As I sit in the Scheuer Chapel at the Hebrew Union College on Saturday mornings, the Torah is held and carried around the synagogue before it is read while community sings together: “Al shlosah devarim ha’olam omed: Al ha’Torah, v’al ha’avodah v’al gimilut chasadim.” This phrase, taken from the Mishnah, speaks to the three things because of which our world endures: learning, sacred service), and acts of compassion. Each time I have sung it, I have considered how I connect to these three components in my daily life. Prior to my experience with sacred service learning, I had considered how I work toward these three pillars individually. Now, after my experience as fellow at the University of Cincinnati focusing on advocacy for the LGBT (lesbian, gay, bisexual, and transgender) community, I realize how interconnected Torah, avodah, and g’milut chasadim are.

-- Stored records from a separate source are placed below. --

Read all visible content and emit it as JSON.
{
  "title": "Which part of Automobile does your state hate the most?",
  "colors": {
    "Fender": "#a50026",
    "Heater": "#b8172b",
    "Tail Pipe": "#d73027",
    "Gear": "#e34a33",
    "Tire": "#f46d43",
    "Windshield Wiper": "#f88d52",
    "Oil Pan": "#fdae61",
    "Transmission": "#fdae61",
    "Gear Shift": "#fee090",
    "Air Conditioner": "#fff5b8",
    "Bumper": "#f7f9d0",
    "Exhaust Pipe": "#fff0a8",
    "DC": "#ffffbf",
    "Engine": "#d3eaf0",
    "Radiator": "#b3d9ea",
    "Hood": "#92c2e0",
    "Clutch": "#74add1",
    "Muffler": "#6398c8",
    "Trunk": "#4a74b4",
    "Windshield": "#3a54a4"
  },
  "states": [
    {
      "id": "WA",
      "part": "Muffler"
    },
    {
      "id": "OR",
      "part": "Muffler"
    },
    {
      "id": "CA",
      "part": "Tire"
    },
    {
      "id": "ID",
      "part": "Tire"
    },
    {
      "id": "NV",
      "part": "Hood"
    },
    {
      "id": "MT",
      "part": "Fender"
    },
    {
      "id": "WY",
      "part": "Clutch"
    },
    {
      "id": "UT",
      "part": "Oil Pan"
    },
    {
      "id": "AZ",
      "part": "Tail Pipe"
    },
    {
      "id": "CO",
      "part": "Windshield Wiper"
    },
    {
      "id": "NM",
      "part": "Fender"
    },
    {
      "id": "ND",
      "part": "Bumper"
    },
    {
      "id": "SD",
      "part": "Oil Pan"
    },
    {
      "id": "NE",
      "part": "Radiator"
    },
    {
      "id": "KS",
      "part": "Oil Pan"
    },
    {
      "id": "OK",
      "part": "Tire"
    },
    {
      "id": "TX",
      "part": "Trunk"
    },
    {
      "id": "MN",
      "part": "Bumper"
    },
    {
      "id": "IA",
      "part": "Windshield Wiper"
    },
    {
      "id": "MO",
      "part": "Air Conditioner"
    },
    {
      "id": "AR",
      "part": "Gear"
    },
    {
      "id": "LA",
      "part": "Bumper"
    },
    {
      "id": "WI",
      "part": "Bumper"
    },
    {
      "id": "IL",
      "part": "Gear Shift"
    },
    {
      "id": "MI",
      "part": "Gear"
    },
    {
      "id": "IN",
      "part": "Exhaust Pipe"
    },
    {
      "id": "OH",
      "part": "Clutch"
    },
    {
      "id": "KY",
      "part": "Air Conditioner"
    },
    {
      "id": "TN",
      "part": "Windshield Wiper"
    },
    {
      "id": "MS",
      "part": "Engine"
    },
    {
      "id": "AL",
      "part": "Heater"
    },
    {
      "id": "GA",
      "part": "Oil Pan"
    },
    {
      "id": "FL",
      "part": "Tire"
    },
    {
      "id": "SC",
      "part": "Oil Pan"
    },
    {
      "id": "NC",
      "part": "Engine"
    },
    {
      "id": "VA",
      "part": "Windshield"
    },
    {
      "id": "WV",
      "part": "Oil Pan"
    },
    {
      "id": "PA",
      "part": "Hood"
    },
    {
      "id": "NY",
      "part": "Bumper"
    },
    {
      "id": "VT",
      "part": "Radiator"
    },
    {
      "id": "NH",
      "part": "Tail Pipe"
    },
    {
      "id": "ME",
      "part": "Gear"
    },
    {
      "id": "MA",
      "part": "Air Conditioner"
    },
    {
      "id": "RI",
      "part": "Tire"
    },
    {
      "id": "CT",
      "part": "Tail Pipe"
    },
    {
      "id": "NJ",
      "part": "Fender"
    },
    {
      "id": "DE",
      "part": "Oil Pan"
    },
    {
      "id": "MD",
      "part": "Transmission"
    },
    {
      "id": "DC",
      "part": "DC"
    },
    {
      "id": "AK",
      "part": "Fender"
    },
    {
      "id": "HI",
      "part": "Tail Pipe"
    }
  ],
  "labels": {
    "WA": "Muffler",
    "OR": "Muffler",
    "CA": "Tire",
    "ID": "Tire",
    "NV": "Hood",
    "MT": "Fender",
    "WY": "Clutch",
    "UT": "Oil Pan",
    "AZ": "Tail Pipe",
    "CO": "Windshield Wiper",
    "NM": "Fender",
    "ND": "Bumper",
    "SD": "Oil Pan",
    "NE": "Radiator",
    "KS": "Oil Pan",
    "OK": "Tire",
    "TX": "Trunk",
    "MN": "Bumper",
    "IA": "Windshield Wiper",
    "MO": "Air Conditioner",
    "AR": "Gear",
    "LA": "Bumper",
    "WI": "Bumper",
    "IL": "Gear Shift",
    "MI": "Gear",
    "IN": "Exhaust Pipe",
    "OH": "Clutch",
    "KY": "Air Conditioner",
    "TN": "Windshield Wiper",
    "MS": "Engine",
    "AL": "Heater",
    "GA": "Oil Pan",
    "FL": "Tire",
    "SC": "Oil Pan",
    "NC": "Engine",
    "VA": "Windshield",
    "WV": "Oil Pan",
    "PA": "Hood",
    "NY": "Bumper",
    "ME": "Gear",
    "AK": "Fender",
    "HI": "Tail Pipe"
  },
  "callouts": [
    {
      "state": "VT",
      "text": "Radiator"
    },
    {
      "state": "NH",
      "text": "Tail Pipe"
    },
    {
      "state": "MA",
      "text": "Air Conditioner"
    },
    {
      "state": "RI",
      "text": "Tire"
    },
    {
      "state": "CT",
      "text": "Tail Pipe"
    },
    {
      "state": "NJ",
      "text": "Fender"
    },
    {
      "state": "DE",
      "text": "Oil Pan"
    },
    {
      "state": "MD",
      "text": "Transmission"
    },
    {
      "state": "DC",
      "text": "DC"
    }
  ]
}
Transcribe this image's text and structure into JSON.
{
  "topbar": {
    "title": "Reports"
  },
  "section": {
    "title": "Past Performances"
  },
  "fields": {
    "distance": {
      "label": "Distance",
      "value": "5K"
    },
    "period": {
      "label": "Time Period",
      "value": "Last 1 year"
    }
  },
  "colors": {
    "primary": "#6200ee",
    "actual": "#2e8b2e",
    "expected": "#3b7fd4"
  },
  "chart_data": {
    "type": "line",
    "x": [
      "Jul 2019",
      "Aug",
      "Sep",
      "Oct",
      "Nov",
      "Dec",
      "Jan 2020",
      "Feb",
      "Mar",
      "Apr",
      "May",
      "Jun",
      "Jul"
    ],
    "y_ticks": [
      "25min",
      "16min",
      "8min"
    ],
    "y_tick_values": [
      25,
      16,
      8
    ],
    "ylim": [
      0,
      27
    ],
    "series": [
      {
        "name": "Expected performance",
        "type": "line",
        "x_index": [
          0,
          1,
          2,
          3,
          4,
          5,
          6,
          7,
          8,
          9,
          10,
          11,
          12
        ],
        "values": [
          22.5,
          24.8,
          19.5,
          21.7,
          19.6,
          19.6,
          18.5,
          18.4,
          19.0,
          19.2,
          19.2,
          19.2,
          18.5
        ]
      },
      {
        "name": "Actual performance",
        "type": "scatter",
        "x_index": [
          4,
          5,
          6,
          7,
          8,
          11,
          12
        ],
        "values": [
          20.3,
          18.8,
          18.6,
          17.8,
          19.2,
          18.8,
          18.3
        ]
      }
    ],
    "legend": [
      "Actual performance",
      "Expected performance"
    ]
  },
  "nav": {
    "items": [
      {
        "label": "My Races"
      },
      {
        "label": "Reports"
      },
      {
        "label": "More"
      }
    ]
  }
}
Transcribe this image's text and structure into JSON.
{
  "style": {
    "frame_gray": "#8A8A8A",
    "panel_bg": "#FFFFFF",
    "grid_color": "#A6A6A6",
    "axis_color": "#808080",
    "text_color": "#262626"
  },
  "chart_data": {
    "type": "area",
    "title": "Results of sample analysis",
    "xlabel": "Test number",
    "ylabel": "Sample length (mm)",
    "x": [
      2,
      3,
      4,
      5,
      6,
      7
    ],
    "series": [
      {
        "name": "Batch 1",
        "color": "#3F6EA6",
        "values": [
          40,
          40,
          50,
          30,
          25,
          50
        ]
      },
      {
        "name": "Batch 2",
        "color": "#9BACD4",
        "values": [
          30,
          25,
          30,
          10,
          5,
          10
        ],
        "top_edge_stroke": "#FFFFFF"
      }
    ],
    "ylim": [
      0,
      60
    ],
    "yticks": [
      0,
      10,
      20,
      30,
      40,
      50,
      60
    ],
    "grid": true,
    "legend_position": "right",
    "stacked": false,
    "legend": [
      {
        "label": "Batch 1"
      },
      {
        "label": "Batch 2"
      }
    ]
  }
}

Part of my job as a fellow is presenting “Safe Zone Trainings” to the Jewish community. These trainings are meant to help create advocacy and allyship. They also help organizations create a safe environment for LGBT members of their communities. It was in one such training that I was asked a question that would revolutionize how I understood not only my work, not only advocacy, but also how these connected to my Judaism. I was training some of the Jewish youth group advisors in Cincinnati how to help make their groups more supportive as well how to help their students to be allies to their peers. During this training one of the advisors asked what qualities they should model for their students with regards to being an ally. I explained the fundamentals: listening to others, being careful of one’s language, confronting inappropriate language, creating LGBT visibility in the youth group, presenting various types of relationships in programming in the youth group, continuing to stay educated on the LGBT community, being open and honest in discussion, and recognizing the unique value of every person. After I finished explaining this, the same leader responded to me saying: “So basically, you are just teaching us to model compassion and to advocate compassionately to create inclusion.” It seemed simple enough, but I considered his choice of words—“advocate compassionately.” Although I had never thought of it that way, that is exactly what I was asking of those I was training. I asked them to be compassionate because through that compassion they would be advocates. I continued to consider this and how it could help me model my future trainings and interactions with people who wanted to advocate on behalf of LGBT issues. However, it was the next Saturday as we sang “Al shlosha devarim” at the beginning of the Torah service that I realized the weight of this concept.
As I sang those Mishnaic words, Torah, avodah, and g’milut chasadim all took on new meaning in the realm of advocacy. Torah: the learning that one had to do to understand the community they were advocating for, their needs, and the research on how to create more welcoming policies in organizations. Avodah: the work and service of confronting inappropriate language and of standing up in situations where someone might be being oppressed because of their identity. In the center of these two stood g’milut chasadim. While this term is usually translated as acts of loving-kindness, it seems to me to be directly related to the compassionate advocacy that the youth leader was talking about. It is an action that grows out of compassion, compassion that is at the heart of wanting to be an ally, compassion that is created by both the learning and the work it takes to be an ally.
The more I thought about it, the more I realized how these three pillars were intertwined in our sacred service learning as well. Torah: the educational building blocks for the work we were doing and the reflections of how to better engage in our work, connecting Jewish texts to our field experience and vice versa. Avodah: the work in the field itself as well as the experiential learning from our fellowships. G’milut Chasadim: the compassion and kindness that motivates our teachers, supervisors, and co-workers to help teach us in each of these new and different workplaces, as well as our own compassionate action towards understanding and improving the way that various organizations function. These three components began to look less like pillars each standing on its own to help support a structure and more like the three strands of the havdalah candle, braided together to support, beautify and bring meaning to each other.
Dana Benson is a Jewish Foundation of Cincinnati fellow at the University of Cincinnati focusing on advocacy for the LGBT community.